Monday, August 25, 2008

Over-Achievers Anonymous

Well, I've done it. I emailed a group of friends and family and asked them for five words that define me. I came up with a list myself, but I think it's definitely a different twist when you get the outside perspective. Thanks J* for the "homework".

I was a little hesitant at first. I mean, who wouldn't be? What if my self-reflection was way off base from what others see me as? And of course, I cringe at criticism, even when I ask for it. I think it has to do with the fact that I suffer from "Over-Achievers" syndrome. I strive to be the best and achieve as much as I can. Like I said, I missed being the Valedictorian in high school by all of 0.18. Close like the Olympics.

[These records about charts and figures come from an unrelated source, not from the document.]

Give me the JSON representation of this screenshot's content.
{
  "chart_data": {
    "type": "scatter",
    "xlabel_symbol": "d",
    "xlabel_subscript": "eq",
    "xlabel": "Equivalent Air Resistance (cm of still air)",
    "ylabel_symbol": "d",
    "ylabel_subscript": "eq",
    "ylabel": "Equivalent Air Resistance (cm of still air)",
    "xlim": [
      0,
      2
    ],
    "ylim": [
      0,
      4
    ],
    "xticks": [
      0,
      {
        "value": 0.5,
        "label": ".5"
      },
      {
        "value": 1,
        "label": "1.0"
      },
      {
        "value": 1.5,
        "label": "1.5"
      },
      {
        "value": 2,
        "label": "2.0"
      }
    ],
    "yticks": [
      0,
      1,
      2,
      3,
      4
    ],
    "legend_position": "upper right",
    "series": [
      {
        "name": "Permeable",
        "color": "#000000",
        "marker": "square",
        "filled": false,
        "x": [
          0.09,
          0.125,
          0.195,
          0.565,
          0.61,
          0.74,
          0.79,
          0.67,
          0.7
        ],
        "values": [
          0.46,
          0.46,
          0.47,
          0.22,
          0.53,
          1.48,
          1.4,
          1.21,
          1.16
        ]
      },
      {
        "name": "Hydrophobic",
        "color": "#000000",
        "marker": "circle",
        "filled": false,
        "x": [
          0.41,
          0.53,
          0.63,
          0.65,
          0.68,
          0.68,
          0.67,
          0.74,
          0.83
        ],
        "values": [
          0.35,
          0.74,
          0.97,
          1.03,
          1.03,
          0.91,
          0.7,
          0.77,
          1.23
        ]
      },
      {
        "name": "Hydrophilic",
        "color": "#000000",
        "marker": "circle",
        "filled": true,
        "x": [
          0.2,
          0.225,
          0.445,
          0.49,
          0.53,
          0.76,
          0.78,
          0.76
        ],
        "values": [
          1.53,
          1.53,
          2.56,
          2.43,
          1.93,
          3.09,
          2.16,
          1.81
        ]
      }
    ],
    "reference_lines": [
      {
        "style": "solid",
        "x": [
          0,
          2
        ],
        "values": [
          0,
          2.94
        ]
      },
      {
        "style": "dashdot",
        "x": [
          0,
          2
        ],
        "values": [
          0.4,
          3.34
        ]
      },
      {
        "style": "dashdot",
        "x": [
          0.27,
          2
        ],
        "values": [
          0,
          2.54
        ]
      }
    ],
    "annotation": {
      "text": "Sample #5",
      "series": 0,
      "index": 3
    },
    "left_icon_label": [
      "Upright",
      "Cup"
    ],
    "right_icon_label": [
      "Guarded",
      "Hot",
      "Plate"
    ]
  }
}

It all happened since I started school -- not just high school, but grade school too. It's come from years of praise, starting in pre-school in France. Yes, France. When I was a little kid, my dad's job got moved to St. Etienne, France, about an hour outside Lyon, and about six hours south of Paris. I was about three and a half and not yet in school. When I started pre-school, I didn't speak a word of French, but being really young, languages just come naturally. I was speaking better French than my parents! When learning to read, I learned in French first, English second. My teachers were amazed that I was learning just as easily as the other French kids who were native speakers.

When we moved back to the US, I started second grade. I had a little trouble at first pronouncing some of the words in English, but for the most part, the transition was smooth. My parents were always really proud of me and I think it was that positive reinforcement that pushed me harder to succeed. I moved up to the top of my class and pretty much sailed through elementary school and junior high. But I think it was the lack of occasional criticism or constructive criticism that causes me to tense up and cringe.

I like positive praise. It's a lot harder for me to take criticism, I mean who likes it? It's tough because I know that criticism can be constructive and make me and my work a better person. I recently had my performance review at my job. It was actually the first performance review meeting that I've had since I started two and a half years ago. My first experience with a corporate performance review wasn't very positive. It wasn't that I hadn't done a good job, it was that my manager and I did not see my performance level eye to eye. Where I thought I met the requirement completely, if not above it, she said I "met minimum". This was hard for me to swallow. It was tough. After that, I decided I didn't want to work with her anymore and any bit of criticism that came from her, I took like a bullet. I was on a mission to get out of that situation.

However, from that first "real-world" job, I learned that, in a way, her review of my work and constructive criticism (even though I didn't see it that way at the time), pushed me to where I am today. I wanted to prove to her and my eventual new manager that I would out-perform and over-achieve unlike anyone else. I guess that's just my personality. While I'm not the most passionate about my job (and this is where my journey as a photographer begins) I do still strive to do well. So as I was saying, I had my performance review for the year with my current manager. It was a smooth meeting because, as intended, I met my goals and out-performed where I could. And I said to my manager, "I don't know if you knew this, but I'm kind of an over-achiever", he laughed and nodded and replied, "Yeah, I sort of noticed".

How does this tie in to my photography?

Well, I've discovered that I'm in an entirely new arena. I'm not the best. I'm not the most talented. I don't know everything. I don't have years of experience or formal training. I want to incorporate my burning drive for photography and achieve. I need to take what I do have, my personality, my honesty and candor, and my drive and in Tim Gunn's words, "Make it work." I will define me and build my brand.

Here is a sampling of the responses to my question:
tenacious, focused, honest, reasonable, authentic, funny, kind-hearted, dedicated, charming

I was really touched to receive these answers from my friends and family. These were honest answers as I didn't bribe anyone :) These will definitely get me on track with my definition.

1 comment:

Lydia said...

I just got my first set of words back from my sister. Still waiting for the rest from others. Then the hard part, figuring out how they play out in my brand!